No campo da formação, vamos criar protocolos com o CEART e com a FART e, para além de concessão de bolsas de estudos, criarmos ciclos de formação para os artistas e criarmos sessões pedagógicas para indivíduos que tenham mais de 30 anos de experiência prática, no sentido de passarem por um refrescamento académico, e estes serem quadros destas instituições por serem indivíduos com muita experiência para passar.
Estas instituições têm carências de quadro docente na área de teatro e isso vai evitar, por vezes, que o Estado tenha que gastar verbas em requisitar professores estrangeiros, aproveitando os nacionais cuja experiência é, de certeza, uma mais-valia para a nossa arte e para o ensino.
Isso não vai requerer que o indivíduo tenha alguma formação pedagógica?
A intenção é que estes indivíduos não precisem fazer uma formação de quatro ou cinco anos, basta fazerem uma capacitação de um ano ou um ano e seis meses.
Com a vasta experiência que ele já carrega, passa por um processo de avaliação e, se aprovado, é integrado no corpo docente. Isso é uma coisa que noutros países, como Brasil, Portugal, Cuba, já acontece há anos.

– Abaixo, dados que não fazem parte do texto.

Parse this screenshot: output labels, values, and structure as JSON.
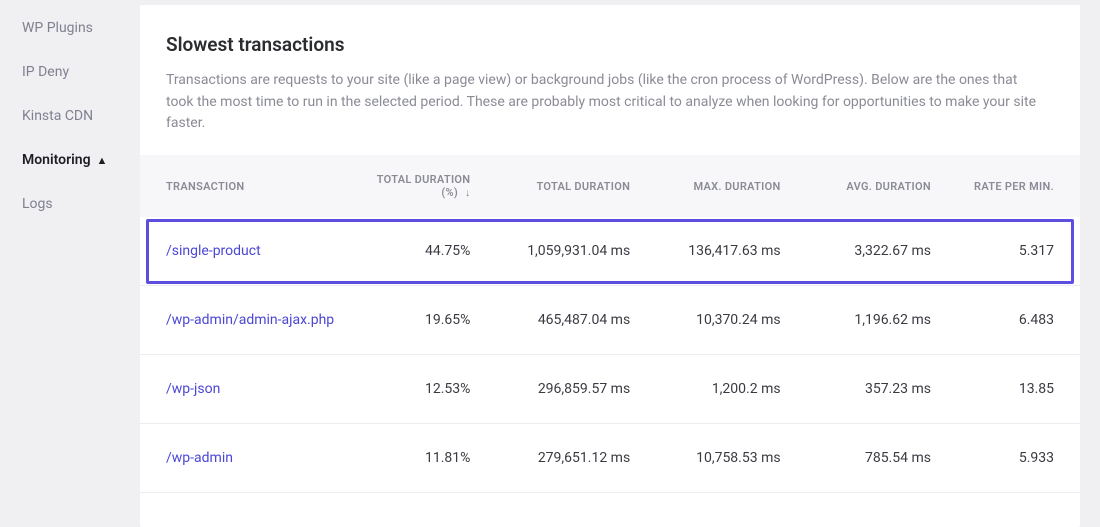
{
  "sidebar": {
    "items": [
      {
        "label": "WP Plugins",
        "active": false
      },
      {
        "label": "IP Deny",
        "active": false
      },
      {
        "label": "Kinsta CDN",
        "active": false
      },
      {
        "label": "Monitoring",
        "active": true,
        "icon": "▲"
      },
      {
        "label": "Logs",
        "active": false
      }
    ]
  },
  "panel": {
    "title": "Slowest transactions",
    "description": "Transactions are requests to your site (like a page view) or background jobs (like the cron process of WordPress). Below are the ones that took the most time to run in the selected period. These are probably most critical to analyze when looking for opportunities to make your site faster."
  },
  "table": {
    "columns": {
      "transaction": "TRANSACTION",
      "total_pct": "TOTAL DURATION (%)",
      "total_dur": "TOTAL DURATION",
      "max_dur": "MAX. DURATION",
      "avg_dur": "AVG. DURATION",
      "rate": "RATE PER MIN."
    },
    "col_widths": {
      "transaction": "24%",
      "total_pct": "12%",
      "total_dur": "17%",
      "max_dur": "16%",
      "avg_dur": "16%",
      "rate": "15%"
    },
    "sort": {
      "column": "total_pct",
      "dir_icon": "↓"
    },
    "rows": [
      {
        "transaction": "/single-product",
        "total_pct": "44.75%",
        "total_dur": "1,059,931.04 ms",
        "max_dur": "136,417.63 ms",
        "avg_dur": "3,322.67 ms",
        "rate": "5.317",
        "highlighted": true
      },
      {
        "transaction": "/wp-admin/admin-ajax.php",
        "total_pct": "19.65%",
        "total_dur": "465,487.04 ms",
        "max_dur": "10,370.24 ms",
        "avg_dur": "1,196.62 ms",
        "rate": "6.483"
      },
      {
        "transaction": "/wp-json",
        "total_pct": "12.53%",
        "total_dur": "296,859.57 ms",
        "max_dur": "1,200.2 ms",
        "avg_dur": "357.23 ms",
        "rate": "13.85"
      },
      {
        "transaction": "/wp-admin",
        "total_pct": "11.81%",
        "total_dur": "279,651.12 ms",
        "max_dur": "10,758.53 ms",
        "avg_dur": "785.54 ms",
        "rate": "5.933"
      }
    ]
  },
  "colors": {
    "highlight": "#5c4fe0",
    "link": "#4b47d4",
    "muted": "#8a8b95",
    "bg": "#f0f0f3",
    "panel_bg": "#ffffff",
    "row_border": "#ededf1",
    "thead_bg": "#f7f7fa"
  }
}
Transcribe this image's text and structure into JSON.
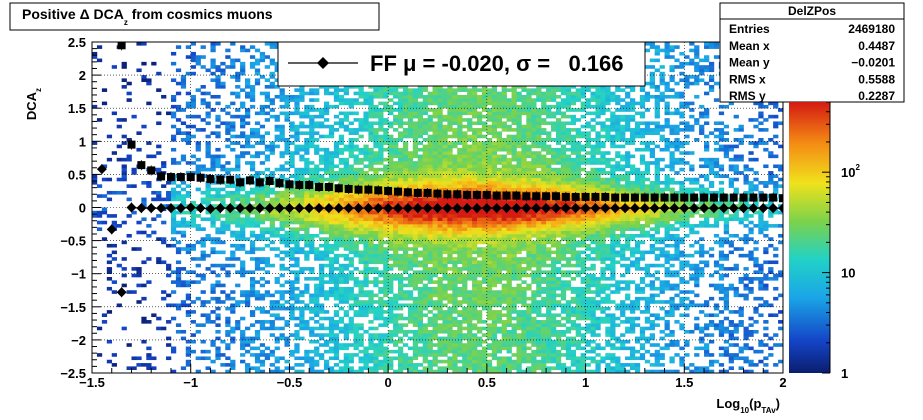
{
  "chart_data": {
    "type": "heatmap",
    "title": {
      "main": "Positive Δ DCA",
      "sub": "z",
      "rest": " from cosmics muons"
    },
    "xlabel": {
      "main": "Log",
      "sub1": "10",
      "mid": "(p",
      "sub2": "TAv",
      "end": ")"
    },
    "ylabel": {
      "main": "DCA",
      "sub": "z"
    },
    "xlim": [
      -1.5,
      2
    ],
    "ylim": [
      -2.5,
      2.5
    ],
    "x_ticks": [
      "−1.5",
      "−1",
      "−0.5",
      "0",
      "0.5",
      "1",
      "1.5",
      "2"
    ],
    "x_tick_values": [
      -1.5,
      -1,
      -0.5,
      0,
      0.5,
      1,
      1.5,
      2
    ],
    "y_ticks": [
      "−2.5",
      "−2",
      "−1.5",
      "−1",
      "−0.5",
      "0",
      "0.5",
      "1",
      "1.5",
      "2",
      "2.5"
    ],
    "y_tick_values": [
      -2.5,
      -2,
      -1.5,
      -1,
      -0.5,
      0,
      0.5,
      1,
      1.5,
      2,
      2.5
    ],
    "grid": true,
    "colorbar": {
      "scale": "log",
      "min": 1,
      "max": 500,
      "labels": [
        {
          "value": 1,
          "text": "1"
        },
        {
          "value": 10,
          "text": "10"
        },
        {
          "value": 100,
          "text": "10",
          "sup": "2"
        }
      ]
    },
    "stats_box": {
      "name": "DelZPos",
      "rows": [
        {
          "label": "Entries",
          "value": "2469180"
        },
        {
          "label": "Mean x",
          "value": "0.4487"
        },
        {
          "label": "Mean y",
          "value": "−0.0201"
        },
        {
          "label": "RMS x",
          "value": "0.5588"
        },
        {
          "label": "RMS y",
          "value": "0.2287"
        }
      ]
    },
    "legend": {
      "position": "top",
      "text": "FF μ = -0.020, σ =   0.166"
    },
    "series": [
      {
        "marker": "diamond",
        "x": [
          -1.45,
          -1.4,
          -1.35,
          -1.3,
          -1.25,
          -1.2,
          -1.15,
          -1.1,
          -1.05,
          -1.0,
          -0.95,
          -0.9,
          -0.85,
          -0.8,
          -0.75,
          -0.7,
          -0.65,
          -0.6,
          -0.55,
          -0.5,
          -0.45,
          -0.4,
          -0.35,
          -0.3,
          -0.25,
          -0.2,
          -0.15,
          -0.1,
          -0.05,
          0.0,
          0.05,
          0.1,
          0.15,
          0.2,
          0.25,
          0.3,
          0.35,
          0.4,
          0.45,
          0.5,
          0.55,
          0.6,
          0.65,
          0.7,
          0.75,
          0.8,
          0.85,
          0.9,
          0.95,
          1.0,
          1.05,
          1.1,
          1.15,
          1.2,
          1.25,
          1.3,
          1.35,
          1.4,
          1.45,
          1.5,
          1.55,
          1.6,
          1.65,
          1.7,
          1.75,
          1.8,
          1.85,
          1.9,
          1.95,
          2.0
        ],
        "y": [
          0.58,
          -0.33,
          -1.28,
          0.0,
          -0.01,
          -0.01,
          -0.01,
          -0.01,
          -0.01,
          0.0,
          -0.01,
          -0.02,
          -0.01,
          -0.01,
          -0.01,
          -0.01,
          -0.01,
          -0.01,
          -0.01,
          -0.01,
          -0.01,
          -0.01,
          -0.01,
          -0.01,
          -0.01,
          -0.01,
          -0.01,
          -0.01,
          -0.01,
          -0.01,
          -0.01,
          -0.01,
          -0.01,
          -0.01,
          -0.01,
          -0.01,
          -0.01,
          -0.01,
          -0.01,
          -0.01,
          -0.01,
          -0.01,
          -0.01,
          -0.01,
          -0.01,
          -0.01,
          -0.01,
          -0.01,
          -0.01,
          -0.01,
          -0.01,
          -0.01,
          -0.01,
          -0.01,
          -0.01,
          -0.01,
          -0.01,
          -0.01,
          -0.01,
          -0.01,
          -0.01,
          -0.01,
          -0.01,
          -0.01,
          -0.01,
          -0.01,
          -0.01,
          -0.01,
          -0.01,
          -0.01
        ]
      },
      {
        "marker": "square",
        "x": [
          -1.35,
          -1.3,
          -1.25,
          -1.2,
          -1.15,
          -1.1,
          -1.05,
          -1.0,
          -0.95,
          -0.9,
          -0.85,
          -0.8,
          -0.75,
          -0.7,
          -0.65,
          -0.6,
          -0.55,
          -0.5,
          -0.45,
          -0.4,
          -0.35,
          -0.3,
          -0.25,
          -0.2,
          -0.15,
          -0.1,
          -0.05,
          0.0,
          0.05,
          0.1,
          0.15,
          0.2,
          0.25,
          0.3,
          0.35,
          0.4,
          0.45,
          0.5,
          0.55,
          0.6,
          0.65,
          0.7,
          0.75,
          0.8,
          0.85,
          0.9,
          0.95,
          1.0,
          1.05,
          1.1,
          1.15,
          1.2,
          1.25,
          1.3,
          1.35,
          1.4,
          1.45,
          1.5,
          1.55,
          1.6,
          1.65,
          1.7,
          1.75,
          1.8,
          1.85,
          1.9,
          1.95,
          2.0
        ],
        "y": [
          2.45,
          0.95,
          0.64,
          0.56,
          0.47,
          0.46,
          0.46,
          0.46,
          0.45,
          0.43,
          0.42,
          0.42,
          0.38,
          0.41,
          0.38,
          0.4,
          0.37,
          0.35,
          0.34,
          0.34,
          0.31,
          0.31,
          0.29,
          0.28,
          0.27,
          0.27,
          0.26,
          0.25,
          0.24,
          0.23,
          0.22,
          0.22,
          0.21,
          0.2,
          0.2,
          0.19,
          0.19,
          0.19,
          0.18,
          0.18,
          0.18,
          0.17,
          0.17,
          0.17,
          0.17,
          0.16,
          0.16,
          0.16,
          0.16,
          0.16,
          0.15,
          0.15,
          0.15,
          0.15,
          0.15,
          0.15,
          0.15,
          0.15,
          0.15,
          0.15,
          0.15,
          0.15,
          0.15,
          0.15,
          0.15,
          0.15,
          0.15,
          0.14
        ]
      }
    ]
  }
}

Por que razão pretende sugerir a institucionalização do dia 18 de Novembro como sendo o “Dia Nacional do Teatro”?
Ora, o 27 de Março é celebrado como o Dia Mundial do Teatro, e todos os anos os grupos e associações teatrais de Angola reúnem-se para reflectir em torno desta data, sobre o estado real do teatro no nosso país.
Mas, a nível nacional, não temos uma data que assinala o teatro nacional, então, no dia 18 de Novembro a classe teatral registou um momento marcante na sua história.
É a primeira vez que realizamos eleições de âmbito nacional, com vários concorrentes e com a participação de uma massa votante considerável.
Esta data assinala também o renascer das esperanças da classe porque já se almejava por este dia. Depois de várias tentativas fracassadas, finalmente a AAT consegue realizar eleições pacíficas, organizadas, justas e transparentes. Não tem como esta data não ser marcada no calendário cultural nacional.
Quanto à carência de palcos para o teatro, o que tencionam fazer?
Neste capítulo, nós estamos alinhados aos projectos do Presidente da República, que falou sobre a construção do Palácio da Música e do Teatro, mas enquanto isso não acontece, nós precisamos olhar para as infra-estruturas já existentes.
Aquelas que são adaptadas e que actualmente se encontram fechadas ou alienadas, e algumas estão subaproveitadas, viraram armazéns, lanchonetes ou estabelecimentos comerciais.
Nós temos é que recuperar estes patrimónios culturais para termos estes espaços à disposição das artes e dos artistas porque a sociedade carece de espelhos.
De um lugar onde as pessoas consigam rever-se e corrigir os seus erros, e o teatro tem esta componente. Leva as pessoas a reverem-se naquilo que é retratado na peça.